Política
Apagão logístico - EDITORIAL O ESTADÃO
O ESTADÃO - 05/08
Congestionamento nas estradas, enormes filas de caminhões nos portos, navios parados ao largo à espera de espaço para atracar, falta de espaço nos armazéns e prejuízos assustadores - este cenário é bem conhecido, mas o quadro poderá ser pior no próximo ano, avisam produtores rurais e líderes do agronegócio. O apagão logístico há vários anos previsto por especialistas e empresários do setor poderá finalmente ocorrer, se a próxima colheita de grãos e oleaginosas for tão boa quanto se espera. Boa parte da segunda safra de milho deste ano ainda estará nos armazéns, no começo de 2013, quando os plantadores de soja precisarem de espaço para acomodar uma produção provavelmente recorde, por enquanto estimada em 80 milhões de toneladas.
A "safrinha", nome tradicional da segunda safra de milho, deve totalizar 34,6 milhões de toneladas, estima a Companhia Nacional de Abastecimento (Conab). Empresários, técnicos e dirigentes de associações de vários Estados produtores, entrevistados pela Agência Estado, traçaram mais uma vez o velho quadro paradoxal: notícias de boas colheitas são prenúncios de muita dor de cabeça para produtores, processadores e exportadores.
O agronegócio continua dando uma ampla contribuição para o saldo comercial do País. Mesmo com a queda de preços de vários produtos, no primeiro semestre, o setor manteve um superávit de US$ 36,7 bilhões entre janeiro e junho e de US$ 79,4 bilhões em 12 meses, segundo o levantamento mensal do Ministério da Agricultura. Os problemas de logística são parte da rotina do agronegócio e tendem a ficar cada vez mais graves, porque os investimentos em conservação e expansão da infraestrutura nem de longe acompanham o crescimento do volume colhido.
Neste ano e no próximo, a quebra da produção americana, por causa da seca, abre perspectivas de bons negócios para os produtores brasileiros, por causa da alta de preços no mercado internacional. As cotações são atraentes para quem dispõe do chamado milho safrinha, normalmente plantado depois da colheita da soja, e para quem planeja o plantio da próxima safra de verão.
A área destinada à soja, segundo estimativas correntes, deverá ser 10% maior que a da temporada 2011-2012. Dirigentes e técnicos de associações de produtores de Mato Grosso, Mato Grosso do Sul e Paraná já apontam dificuldades para o escoamento do milho recém-colhido ou em processo de colheita. Os armazéns são insuficientes.
Além disso, as velhas dificuldades logísticas foram agravadas pelas greves de servidores da Receita Federal e da Agência Nacional de Vigilância Sanitária (Anvisa) e, nos últimos dias, pela paralisação de caminhoneiros.
A ameaça de greve de mais uma categoria, a dos fiscais federais agropecuários, era apontada, na sexta-feira, como mais uma preocupação para produtores e exportadores.

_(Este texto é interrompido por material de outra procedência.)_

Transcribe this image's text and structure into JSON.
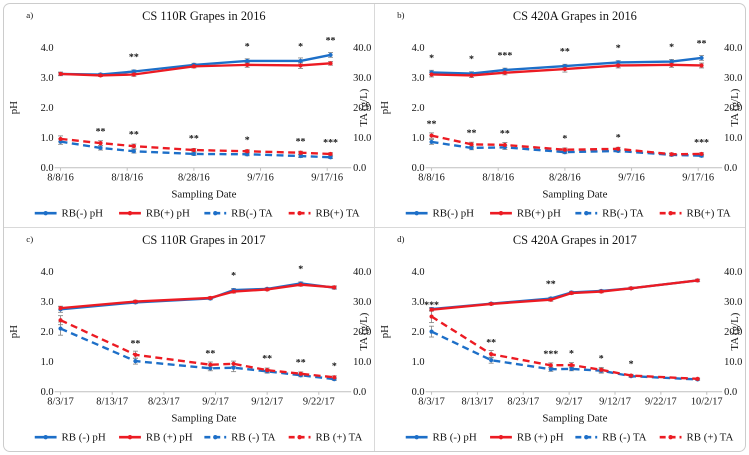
{
  "colors": {
    "rb_minus": "#1D6FC8",
    "rb_plus": "#EC1B23",
    "error_bar": "#8a8a8a",
    "axis": "#bfbfbf",
    "text": "#141414",
    "sig": "#3d3d3d"
  },
  "chart_data": [
    {
      "type": "line",
      "panel_label": "a)",
      "title": "CS 110R Grapes in 2016",
      "xlabel": "Sampling Date",
      "ylabel_left": "pH",
      "ylabel_right": "TA (g/L)",
      "ylim_left": [
        0,
        4
      ],
      "ylim_right": [
        0,
        40
      ],
      "y_left_ticks": [
        "0.0",
        "1.0",
        "2.0",
        "3.0",
        "4.0"
      ],
      "y_right_ticks": [
        "0.0",
        "10.0",
        "20.0",
        "30.0",
        "40.0"
      ],
      "x_ticks": [
        {
          "day": 0,
          "label": "8/8/16"
        },
        {
          "day": 10,
          "label": "8/18/16"
        },
        {
          "day": 20,
          "label": "8/28/16"
        },
        {
          "day": 30,
          "label": "9/7/16"
        },
        {
          "day": 40,
          "label": "9/17/16"
        }
      ],
      "x_days": [
        0,
        6,
        11,
        20,
        28,
        36,
        40.5
      ],
      "series": [
        {
          "name": "RB(-) pH",
          "axis": "left",
          "line": "solid",
          "color": "rb_minus",
          "values": [
            3.12,
            3.1,
            3.2,
            3.42,
            3.55,
            3.55,
            3.75
          ],
          "err": [
            0.06,
            0.04,
            0.05,
            0.05,
            0.07,
            0.1,
            0.08
          ]
        },
        {
          "name": "RB(+) pH",
          "axis": "left",
          "line": "solid",
          "color": "rb_plus",
          "values": [
            3.12,
            3.07,
            3.1,
            3.37,
            3.42,
            3.4,
            3.47
          ],
          "err": [
            0.05,
            0.04,
            0.06,
            0.05,
            0.08,
            0.1,
            0.06
          ]
        },
        {
          "name": "RB(-) TA",
          "axis": "right",
          "line": "dashed",
          "color": "rb_minus",
          "values": [
            8.7,
            6.6,
            5.5,
            4.6,
            4.5,
            3.9,
            3.5
          ],
          "err": [
            0.9,
            0.7,
            0.6,
            0.5,
            0.5,
            0.5,
            0.4
          ]
        },
        {
          "name": "RB(+) TA",
          "axis": "right",
          "line": "dashed",
          "color": "rb_plus",
          "values": [
            9.6,
            8.2,
            7.2,
            5.9,
            5.5,
            5.0,
            4.6
          ],
          "err": [
            1.0,
            0.8,
            0.7,
            0.5,
            0.5,
            0.5,
            0.4
          ]
        }
      ],
      "significance": {
        "ph": [
          "",
          "",
          "**",
          "",
          "*",
          "*",
          "**"
        ],
        "ta": [
          "",
          "**",
          "**",
          "**",
          "*",
          "**",
          "***"
        ]
      }
    },
    {
      "type": "line",
      "panel_label": "b)",
      "title": "CS 420A Grapes in 2016",
      "xlabel": "Sampling Date",
      "ylabel_left": "pH",
      "ylabel_right": "TA (g/L)",
      "ylim_left": [
        0,
        4
      ],
      "ylim_right": [
        0,
        40
      ],
      "y_left_ticks": [
        "0.0",
        "1.0",
        "2.0",
        "3.0",
        "4.0"
      ],
      "y_right_ticks": [
        "0.0",
        "10.0",
        "20.0",
        "30.0",
        "40.0"
      ],
      "x_ticks": [
        {
          "day": 0,
          "label": "8/8/16"
        },
        {
          "day": 10,
          "label": "8/18/16"
        },
        {
          "day": 20,
          "label": "8/28/16"
        },
        {
          "day": 30,
          "label": "9/7/16"
        },
        {
          "day": 40,
          "label": "9/17/16"
        }
      ],
      "x_days": [
        0,
        6,
        11,
        20,
        28,
        36,
        40.5
      ],
      "series": [
        {
          "name": "RB(-) pH",
          "axis": "left",
          "line": "solid",
          "color": "rb_minus",
          "values": [
            3.17,
            3.13,
            3.25,
            3.38,
            3.5,
            3.53,
            3.65
          ],
          "err": [
            0.07,
            0.06,
            0.06,
            0.06,
            0.06,
            0.07,
            0.08
          ]
        },
        {
          "name": "RB(+) pH",
          "axis": "left",
          "line": "solid",
          "color": "rb_plus",
          "values": [
            3.1,
            3.07,
            3.16,
            3.28,
            3.4,
            3.42,
            3.4
          ],
          "err": [
            0.08,
            0.07,
            0.07,
            0.1,
            0.08,
            0.08,
            0.08
          ]
        },
        {
          "name": "RB(-) TA",
          "axis": "right",
          "line": "dashed",
          "color": "rb_minus",
          "values": [
            8.6,
            6.6,
            6.8,
            5.2,
            5.6,
            4.3,
            4.0
          ],
          "err": [
            0.8,
            0.6,
            0.7,
            0.5,
            0.4,
            0.4,
            0.4
          ]
        },
        {
          "name": "RB(+) TA",
          "axis": "right",
          "line": "dashed",
          "color": "rb_plus",
          "values": [
            10.7,
            7.8,
            7.6,
            6.0,
            6.3,
            4.5,
            4.6
          ],
          "err": [
            0.9,
            0.7,
            0.8,
            0.6,
            0.5,
            0.4,
            0.4
          ]
        }
      ],
      "significance": {
        "ph": [
          "*",
          "*",
          "***",
          "**",
          "*",
          "*",
          "**"
        ],
        "ta": [
          "**",
          "**",
          "**",
          "*",
          "*",
          "",
          "***"
        ]
      }
    },
    {
      "type": "line",
      "panel_label": "c)",
      "title": "CS 110R Grapes in 2017",
      "xlabel": "Sampling Date",
      "ylabel_left": "pH",
      "ylabel_right": "TA (g/L)",
      "ylim_left": [
        0,
        4
      ],
      "ylim_right": [
        0,
        40
      ],
      "y_left_ticks": [
        "0.0",
        "1.0",
        "2.0",
        "3.0",
        "4.0"
      ],
      "y_right_ticks": [
        "0.0",
        "10.0",
        "20.0",
        "30.0",
        "40.0"
      ],
      "x_ticks": [
        {
          "day": 0,
          "label": "8/3/17"
        },
        {
          "day": 10,
          "label": "8/13/17"
        },
        {
          "day": 20,
          "label": "8/23/17"
        },
        {
          "day": 30,
          "label": "9/2/17"
        },
        {
          "day": 40,
          "label": "9/12/17"
        },
        {
          "day": 50,
          "label": "9/22/17"
        }
      ],
      "x_days": [
        0,
        14.5,
        29,
        33.5,
        40,
        46.5,
        53
      ],
      "series": [
        {
          "name": "RB (-) pH",
          "axis": "left",
          "line": "solid",
          "color": "rb_minus",
          "values": [
            2.74,
            2.97,
            3.1,
            3.38,
            3.42,
            3.6,
            3.46
          ],
          "err": [
            0.1,
            0.04,
            0.04,
            0.05,
            0.04,
            0.05,
            0.05
          ]
        },
        {
          "name": "RB (+) pH",
          "axis": "left",
          "line": "solid",
          "color": "rb_plus",
          "values": [
            2.78,
            3.0,
            3.12,
            3.33,
            3.4,
            3.56,
            3.47
          ],
          "err": [
            0.06,
            0.04,
            0.04,
            0.05,
            0.04,
            0.05,
            0.05
          ]
        },
        {
          "name": "RB (-) TA",
          "axis": "right",
          "line": "dashed",
          "color": "rb_minus",
          "values": [
            21.0,
            10.2,
            7.8,
            8.0,
            6.8,
            5.5,
            4.2
          ],
          "err": [
            2.2,
            1.0,
            0.8,
            1.3,
            0.6,
            0.5,
            0.4
          ]
        },
        {
          "name": "RB (+) TA",
          "axis": "right",
          "line": "dashed",
          "color": "rb_plus",
          "values": [
            23.8,
            12.3,
            9.0,
            9.3,
            7.2,
            6.0,
            4.8
          ],
          "err": [
            1.5,
            1.2,
            0.9,
            0.9,
            0.7,
            0.6,
            0.5
          ]
        }
      ],
      "significance": {
        "ph": [
          "",
          "",
          "",
          "*",
          "",
          "*",
          ""
        ],
        "ta": [
          "",
          "**",
          "**",
          "",
          "**",
          "**",
          "*"
        ]
      }
    },
    {
      "type": "line",
      "panel_label": "d)",
      "title": "CS 420A Grapes in 2017",
      "xlabel": "Sampling Date",
      "ylabel_left": "pH",
      "ylabel_right": "TA (g/L)",
      "ylim_left": [
        0,
        4
      ],
      "ylim_right": [
        0,
        40
      ],
      "y_left_ticks": [
        "0.0",
        "1.0",
        "2.0",
        "3.0",
        "4.0"
      ],
      "y_right_ticks": [
        "0.0",
        "10.0",
        "20.0",
        "30.0",
        "40.0"
      ],
      "x_ticks": [
        {
          "day": 0,
          "label": "8/3/17"
        },
        {
          "day": 10,
          "label": "8/13/17"
        },
        {
          "day": 20,
          "label": "8/23/17"
        },
        {
          "day": 30,
          "label": "9/2/17"
        },
        {
          "day": 40,
          "label": "9/12/17"
        },
        {
          "day": 50,
          "label": "9/22/17"
        },
        {
          "day": 60,
          "label": "10/2/17"
        }
      ],
      "x_days": [
        0,
        13,
        26,
        30.5,
        37,
        43.5,
        58
      ],
      "series": [
        {
          "name": "RB (-) pH",
          "axis": "left",
          "line": "solid",
          "color": "rb_minus",
          "values": [
            2.75,
            2.93,
            3.1,
            3.3,
            3.35,
            3.44,
            3.7
          ],
          "err": [
            0.05,
            0.04,
            0.04,
            0.04,
            0.04,
            0.04,
            0.04
          ]
        },
        {
          "name": "RB (+) pH",
          "axis": "left",
          "line": "solid",
          "color": "rb_plus",
          "values": [
            2.73,
            2.92,
            3.06,
            3.28,
            3.33,
            3.44,
            3.7
          ],
          "err": [
            0.05,
            0.04,
            0.05,
            0.04,
            0.04,
            0.04,
            0.04
          ]
        },
        {
          "name": "RB (-) TA",
          "axis": "right",
          "line": "dashed",
          "color": "rb_minus",
          "values": [
            20.0,
            10.5,
            7.5,
            7.6,
            7.0,
            5.2,
            4.1
          ],
          "err": [
            1.8,
            1.0,
            0.7,
            0.6,
            0.8,
            0.4,
            0.3
          ]
        },
        {
          "name": "RB (+) TA",
          "axis": "right",
          "line": "dashed",
          "color": "rb_plus",
          "values": [
            25.0,
            12.5,
            8.8,
            8.9,
            7.3,
            5.4,
            4.3
          ],
          "err": [
            2.0,
            1.2,
            0.8,
            0.8,
            0.8,
            0.4,
            0.3
          ]
        }
      ],
      "significance": {
        "ph": [
          "",
          "",
          "**",
          "",
          "",
          "",
          ""
        ],
        "ta": [
          "***",
          "**",
          "***",
          "*",
          "*",
          "*",
          ""
        ]
      }
    }
  ]
}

Alguns técnicos preveem escassez de caminhões para a próxima safra de verão. É um recado para a indústria e para os bancos financiadores de equipamentos. Mas o aumento da oferta de caminhões só resolverá parte do problema. É preciso cuidar das vias de transporte. A recuperação da Rodovia BR-163 (Cuiabá-Santarém), hoje em muito más condições, criaria uma alternativa mais econômica para escoamento de 30% da produção mato-grossense, sugeriu o presidente da Federação da Agricultura e Pecuária do Estado de Mato Grosso, segundo a Agência Estado. Especialistas poderiam multiplicar os exemplos de obras necessárias para baratear a movimentação das safras. Investimentos em hidrovias, outra possibilidade citada com frequência, permitiriam transportar a produção do Centro-Oeste para os portos da Região Norte e evitar o longo e caro trajeto até os terminais do Sudeste e do Sul.

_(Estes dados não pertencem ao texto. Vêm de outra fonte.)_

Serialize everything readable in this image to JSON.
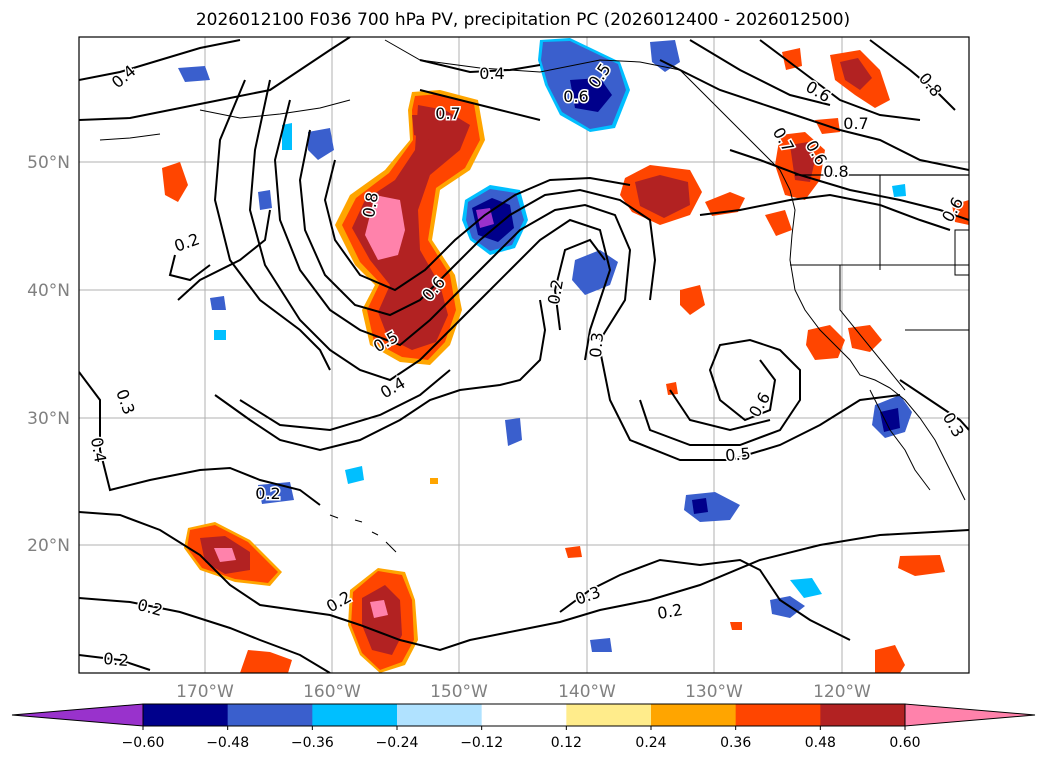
{
  "title": "2026012100 F036 700 hPa PV, precipitation PC (2026012400 - 2026012500)",
  "map": {
    "lat_labels": [
      "50°N",
      "40°N",
      "30°N",
      "20°N"
    ],
    "lon_labels": [
      "170°W",
      "160°W",
      "150°W",
      "140°W",
      "130°W",
      "120°W"
    ],
    "lon_range": [
      -180,
      -110
    ],
    "lat_range": [
      10,
      60
    ]
  },
  "pv_contour_labels": [
    "0.4",
    "0.4",
    "0.5",
    "0.6",
    "0.7",
    "0.8",
    "0.6",
    "0.8",
    "0.7",
    "0.2",
    "0.7",
    "0.8",
    "0.6",
    "0.5",
    "0.4",
    "0.2",
    "0.3",
    "0.6",
    "0.5",
    "0.6",
    "0.3",
    "0.3",
    "0.4",
    "0.2",
    "0.2",
    "0.2",
    "0.3",
    "0.2",
    "0.2",
    "0.6"
  ],
  "colorbar": {
    "ticks": [
      "−0.60",
      "−0.48",
      "−0.36",
      "−0.24",
      "−0.12",
      "0.12",
      "0.24",
      "0.36",
      "0.48",
      "0.60"
    ],
    "colors": [
      "#9932cc",
      "#00008b",
      "#3a5fcd",
      "#00bfff",
      "#b0e2ff",
      "#ffffff",
      "#ffec8b",
      "#ffa500",
      "#ff4500",
      "#b22222",
      "#ff82ab"
    ]
  }
}
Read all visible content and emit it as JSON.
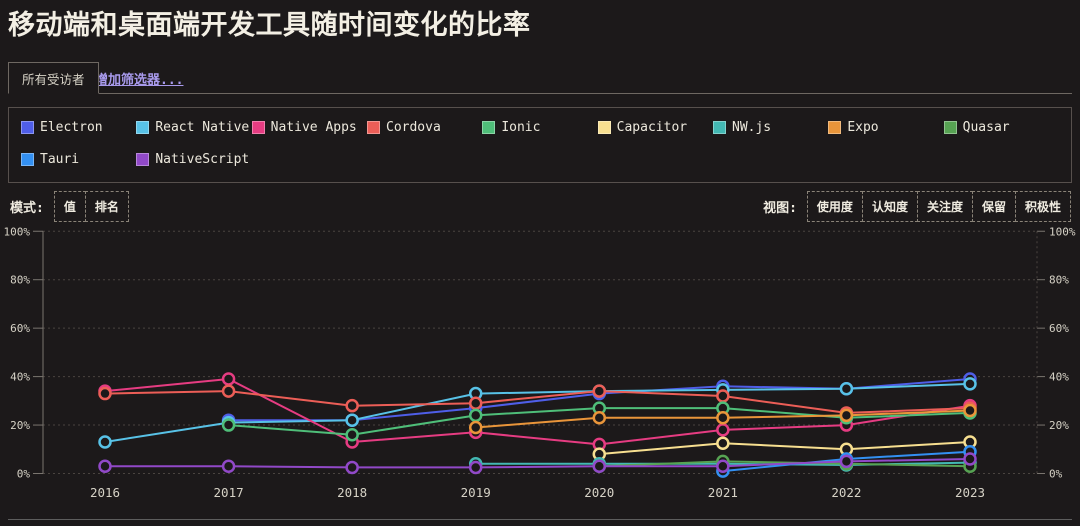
{
  "page": {
    "title": "移动端和桌面端开发工具随时间变化的比率"
  },
  "tabs": {
    "all_respondents": "所有受访者",
    "add_filter": "增加筛选器..."
  },
  "controls": {
    "mode_label": "模式:",
    "mode_buttons": [
      "值",
      "排名"
    ],
    "view_label": "视图:",
    "view_buttons": [
      "使用度",
      "认知度",
      "关注度",
      "保留",
      "积极性"
    ]
  },
  "colors": {
    "background": "#1c191a",
    "accent_link": "#a89aec",
    "grid": "#4a4440",
    "axis": "#7a756f",
    "axis_text": "#d6d2c6"
  },
  "chart_data": {
    "type": "line",
    "title": "移动端和桌面端开发工具随时间变化的比率",
    "x": [
      "2016",
      "2017",
      "2018",
      "2019",
      "2020",
      "2021",
      "2022",
      "2023"
    ],
    "unit": "%",
    "ylim": [
      0,
      100
    ],
    "yticks": [
      0,
      20,
      40,
      60,
      80,
      100
    ],
    "grid": true,
    "legend_position": "top",
    "series": [
      {
        "name": "Electron",
        "color": "#4f5ee8",
        "values": [
          null,
          22,
          22,
          27,
          33,
          36,
          35,
          39
        ]
      },
      {
        "name": "React Native",
        "color": "#58c2e7",
        "values": [
          13,
          21,
          22,
          33,
          34,
          34.5,
          35,
          37
        ]
      },
      {
        "name": "Native Apps",
        "color": "#e63c82",
        "values": [
          34,
          39,
          13,
          17,
          12,
          18,
          20,
          28
        ]
      },
      {
        "name": "Cordova",
        "color": "#ec5e57",
        "values": [
          33,
          34,
          28,
          29,
          34,
          32,
          25,
          27
        ]
      },
      {
        "name": "Ionic",
        "color": "#4fbe79",
        "values": [
          null,
          20,
          16,
          24,
          27,
          27,
          23,
          25
        ]
      },
      {
        "name": "Capacitor",
        "color": "#f7df90",
        "values": [
          null,
          null,
          null,
          null,
          8,
          12.5,
          10,
          13
        ]
      },
      {
        "name": "NW.js",
        "color": "#43b8b3",
        "values": [
          null,
          null,
          null,
          4,
          4,
          4,
          3.5,
          4.5
        ]
      },
      {
        "name": "Expo",
        "color": "#e9953a",
        "values": [
          null,
          null,
          null,
          19,
          23,
          23,
          24,
          26
        ]
      },
      {
        "name": "Quasar",
        "color": "#57a353",
        "values": [
          null,
          null,
          null,
          null,
          3,
          5,
          4,
          3
        ]
      },
      {
        "name": "Tauri",
        "color": "#3390f2",
        "values": [
          null,
          null,
          null,
          null,
          null,
          1,
          6,
          9
        ]
      },
      {
        "name": "NativeScript",
        "color": "#9149c8",
        "values": [
          3,
          3,
          2.5,
          2.5,
          3,
          3,
          5,
          6
        ]
      }
    ]
  }
}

Para cuidar do risco do apagão logístico, no entanto, o governo precisará enfrentar uma deficiência interna - o apagão de sua capacidade de planejamento, de administração e de execução de projetos. A quase paralisia do Ministério dos Transportes, depois da faxina parcial do ano passado, é apenas um dos sintomas do problema. As disfunções da máquina federal ameaçam travar o setor mais competitivo da economia nacional, o agronegócio.